Le groupe lyonnais Insiden composé de Guillaume Mikolajczyk, Romain de Ferron, Hugo Saugier et Amédée de Murcia (Somaticae) est installé en arc de cercle autour de leurs machines, synthés et violoncelle électrique. Drones gutturaux, mouvements cycliques et teneur élevée en saturation, les ingrédients démontrent un potentiel certain. Mais le ton demeure froid et on peine à débusquer un élément mélodique auquel se raccrocher. Lorsque sur la fin du set, le groupe laisse au violoncelle une place plus libre, le rendu gagne en douceur et en clarté. Dommage que les deux pendants, crissant et mélodique, n’aient su être incorporés.

Lorsque Paul Elam, alias Fieldhead, prend place, il est accompagné de la violoniste Elaine Reynolds. Souplement pulsée, sa musique prend la forme d’un jeu de collages entre des sonorités translucides, les virevoltes du violon et des basses aux effluves de dub-techno. Le volume n’est pas forcément suffisant et certaines résonances paraissent un brin bancales. Pourtant l’ensemble touche, littéralement. Les fragiles constructions que sont chacun des morceaux s’épanouissent, vibrantes, durant de trop courtes minutes, puis s’éteignent en laissant le vide lourd.

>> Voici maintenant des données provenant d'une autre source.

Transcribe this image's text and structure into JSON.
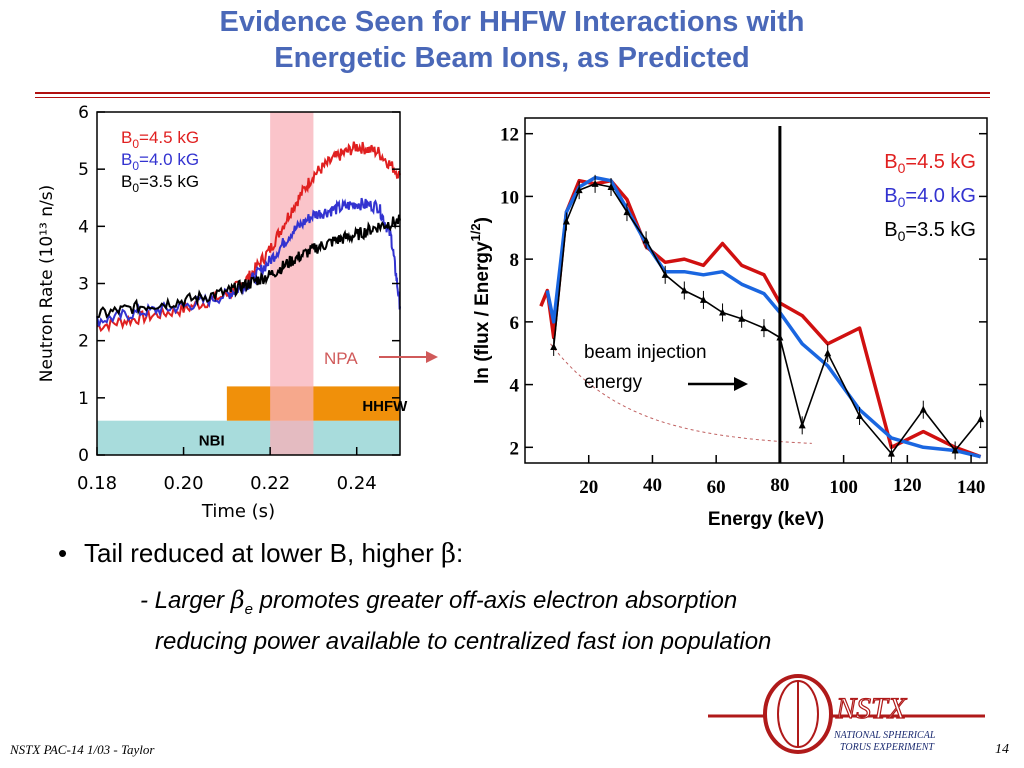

Si le live de Fieldhead communiquait quelque chose de fondamentalement heureux, la performance de Loscil plonge dans une sphère introspective, troublante de sensations. Sculptée d’une multitude de souffles, d’accents et de pulsations, sa musique coule comme un fluide et vous traverse le corps comme une matière poreuse. Le canadien Scott Morgan joue assis derrière ses machines, dans l’atmosphère sombre de la salle, tandis qu’un claviériste est installé à sa droite. Le public en majorité est assis par terre, refermé sur lui-même, en immersion collective. Redevenus fœtus, on baigne dans un espace dans lequel la totalité des sens semble s’être libéré de la réalité, tant et si bien qu’il faut parfois rouvrir les yeux pour s’ancrer à nouveau dans le moment présent. Pour replonger aussitôt. A la fois extatique et primitive, l’expérience laisse étourdi. De ce genre d’affiches, on reprendrait bien deux fois.